Palo Alto, Cailf.-based advanced care planning solution developer Vynca has secured $10.3 million in Series B funding from First Trust Capital Partners, OCA Ventures and Spectrum Health Ventures, in addition to other individual investors. Previous Vynca investors such as Generator Ventures and Ziegler LinkAge Longevity Fund also contributed to the sum.
The startup plans to use the funds to expand to new markets and finance development of new products.
“We are currently in 11 states and our goal is to build a nationwide advance care planning network,” Emelia Altschul, director of commercial marketing for Vynca, told Hospice News.
Vynca develops technological solutions to bolster education and engagement in advance care planning conversations, shared decision making, digital completion of documents as well as accessibility of those documents to patients, families and health care providers.
Studies show that advance care planning can reduce hospitalizations by as much as 26%, reduce health care costs, increase community-based palliative care and hospice utilization, as well as significantly increase the likelihood that care will be delivered in accordance with the patient’s wishes.
Despite the benefits of advance care planning, many patients don’t pursue it or pursue it too late.

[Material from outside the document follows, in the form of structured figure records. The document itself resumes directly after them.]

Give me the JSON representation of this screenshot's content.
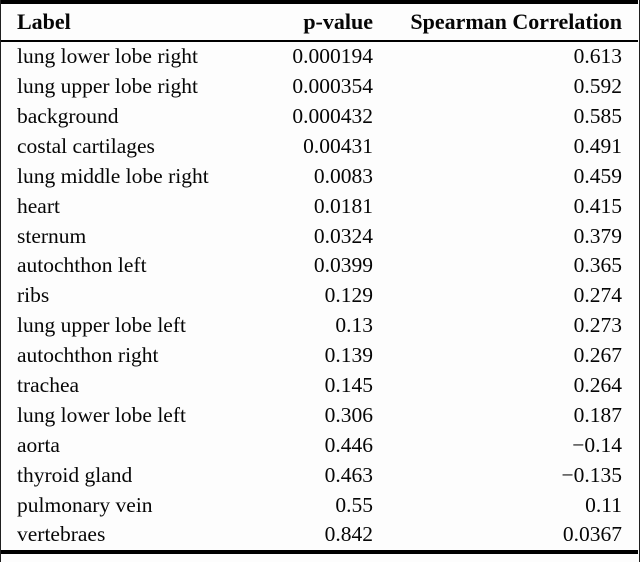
{
  "table": {
    "columns": [
      "Label",
      "p-value",
      "Spearman Correlation"
    ],
    "rows": [
      {
        "label": "lung lower lobe right",
        "p_value": "0.000194",
        "spearman": "0.613"
      },
      {
        "label": "lung upper lobe right",
        "p_value": "0.000354",
        "spearman": "0.592"
      },
      {
        "label": "background",
        "p_value": "0.000432",
        "spearman": "0.585"
      },
      {
        "label": "costal cartilages",
        "p_value": "0.00431",
        "spearman": "0.491"
      },
      {
        "label": "lung middle lobe right",
        "p_value": "0.0083",
        "spearman": "0.459"
      },
      {
        "label": "heart",
        "p_value": "0.0181",
        "spearman": "0.415"
      },
      {
        "label": "sternum",
        "p_value": "0.0324",
        "spearman": "0.379"
      },
      {
        "label": "autochthon left",
        "p_value": "0.0399",
        "spearman": "0.365"
      },
      {
        "label": "ribs",
        "p_value": "0.129",
        "spearman": "0.274"
      },
      {
        "label": "lung upper lobe left",
        "p_value": "0.13",
        "spearman": "0.273"
      },
      {
        "label": "autochthon right",
        "p_value": "0.139",
        "spearman": "0.267"
      },
      {
        "label": "trachea",
        "p_value": "0.145",
        "spearman": "0.264"
      },
      {
        "label": "lung lower lobe left",
        "p_value": "0.306",
        "spearman": "0.187"
      },
      {
        "label": "aorta",
        "p_value": "0.446",
        "spearman": "−0.14"
      },
      {
        "label": "thyroid gland",
        "p_value": "0.463",
        "spearman": "−0.135"
      },
      {
        "label": "pulmonary vein",
        "p_value": "0.55",
        "spearman": "0.11"
      },
      {
        "label": "vertebraes",
        "p_value": "0.842",
        "spearman": "0.0367"
      }
    ]
  },
  "colors": {
    "text": "#060606",
    "rule": "#000000",
    "background": "#fdfdfd"
  }
}
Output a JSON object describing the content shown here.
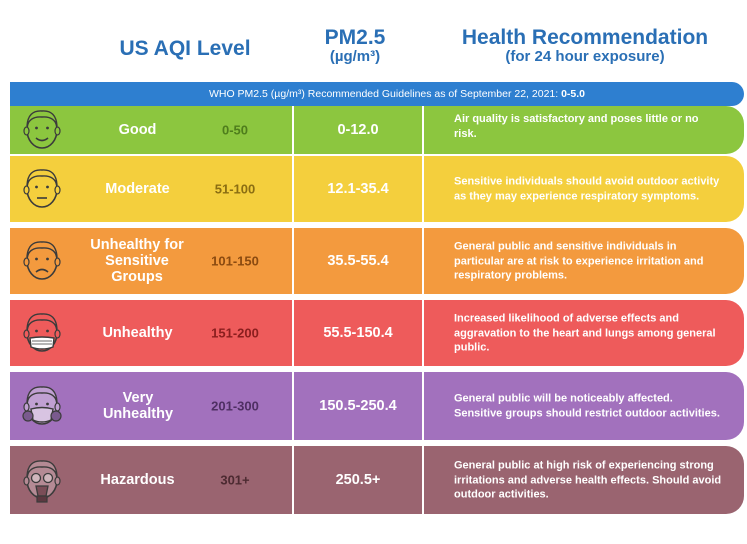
{
  "headers": {
    "aqi": "US AQI Level",
    "pm_title": "PM2.5",
    "pm_unit": "(µg/m³)",
    "rec_title": "Health Recommendation",
    "rec_sub": "(for 24 hour exposure)"
  },
  "banner": {
    "text": "WHO PM2.5 (µg/m³) Recommended Guidelines as of September 22, 2021: ",
    "value": "0-5.0"
  },
  "rows": [
    {
      "level": "Good",
      "range": "0-50",
      "pm": "0-12.0",
      "rec": "Air quality is satisfactory and poses little or no risk.",
      "color": "#8cc63f",
      "range_color": "#4e7d1c",
      "face": "smile"
    },
    {
      "level": "Moderate",
      "range": "51-100",
      "pm": "12.1-35.4",
      "rec": "Sensitive individuals should avoid outdoor activity as they may experience respiratory symptoms.",
      "color": "#f4cf3d",
      "range_color": "#8a6d12",
      "face": "neutral"
    },
    {
      "level": "Unhealthy for Sensitive Groups",
      "range": "101-150",
      "pm": "35.5-55.4",
      "rec": "General public and sensitive individuals in particular are at risk to experience irritation and respiratory problems.",
      "color": "#f39a3e",
      "range_color": "#8a4a10",
      "face": "sad"
    },
    {
      "level": "Unhealthy",
      "range": "151-200",
      "pm": "55.5-150.4",
      "rec": "Increased likelihood of adverse effects and aggravation to the heart and lungs among general public.",
      "color": "#ee5b5b",
      "range_color": "#8a1e1e",
      "face": "mask"
    },
    {
      "level": "Very Unhealthy",
      "range": "201-300",
      "pm": "150.5-250.4",
      "rec": "General public will be noticeably affected. Sensitive groups should restrict outdoor activities.",
      "color": "#a271bd",
      "range_color": "#4f2f63",
      "face": "respirator"
    },
    {
      "level": "Hazardous",
      "range": "301+",
      "pm": "250.5+",
      "rec": "General public at high risk of experiencing strong irritations and adverse health effects. Should avoid outdoor activities.",
      "color": "#9a6470",
      "range_color": "#4c2a31",
      "face": "gasmask"
    }
  ]
}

Only 14% of patients with serious illnesses have advance care plans.
“Spectrum Health Ventures supports innovations that can reduce cost, improve quality, and increase patient engagement and satisfaction,” said Scott Lancaster, M.D., clinical director for Spectrum Health Ventures. “We are proud to partner with Vynca, whose impressive growth and innovative platforms are providing national leadership by reflecting patient preferences for end-of-life care.”
Earlier this month, Vynca entered into a new partnership with Ariadne Labs to develop a Serious Illness Conversation Guide, providing a structured framework for advance care plan discussions, including prognosis, illness trajectory, and the patient’s values and personal goals. The guide will be embedded into Vynca’s advance care planning systems. Founded by Atul Gawande, M.D., Ariadne Labs is a research partnership between Brigham and Women’s Hospital and Harvard’s T.H. Chan School of Public Health.

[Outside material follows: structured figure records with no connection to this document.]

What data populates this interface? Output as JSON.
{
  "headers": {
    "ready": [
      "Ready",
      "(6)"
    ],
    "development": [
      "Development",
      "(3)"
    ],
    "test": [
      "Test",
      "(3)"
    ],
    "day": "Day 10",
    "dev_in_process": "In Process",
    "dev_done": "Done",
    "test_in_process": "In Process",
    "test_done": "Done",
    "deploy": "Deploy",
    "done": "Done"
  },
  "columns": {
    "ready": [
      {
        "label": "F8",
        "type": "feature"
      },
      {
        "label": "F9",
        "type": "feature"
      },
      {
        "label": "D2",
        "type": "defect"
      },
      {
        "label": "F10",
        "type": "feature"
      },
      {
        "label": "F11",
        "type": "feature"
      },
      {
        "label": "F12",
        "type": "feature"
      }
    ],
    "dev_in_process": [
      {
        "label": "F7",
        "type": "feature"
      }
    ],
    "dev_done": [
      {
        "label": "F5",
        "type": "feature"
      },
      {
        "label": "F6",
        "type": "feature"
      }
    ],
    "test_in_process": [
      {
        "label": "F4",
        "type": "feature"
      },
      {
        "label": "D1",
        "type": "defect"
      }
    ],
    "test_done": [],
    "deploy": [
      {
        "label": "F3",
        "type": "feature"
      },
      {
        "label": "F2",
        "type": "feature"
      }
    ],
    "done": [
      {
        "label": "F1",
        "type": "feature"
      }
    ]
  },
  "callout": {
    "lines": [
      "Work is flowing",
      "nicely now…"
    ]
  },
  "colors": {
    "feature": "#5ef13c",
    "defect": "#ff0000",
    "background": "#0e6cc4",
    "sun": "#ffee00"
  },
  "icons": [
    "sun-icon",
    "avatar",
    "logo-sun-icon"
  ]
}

“We started out focused on POLST, the longstanding treatment form that needs to be signed by a clinician, in most states a [medical doctor] or [doctor of osteopathic medicine], but in some states it’s also a nurse practitioner or physician’s assistant,” Altschul told Hospice News. “Our partnership with Ariadne Labs is a great example of how we are making it easier for clinicians and patients to have these important conversations, and then making these documents electronically available to clinicians in all care settings.”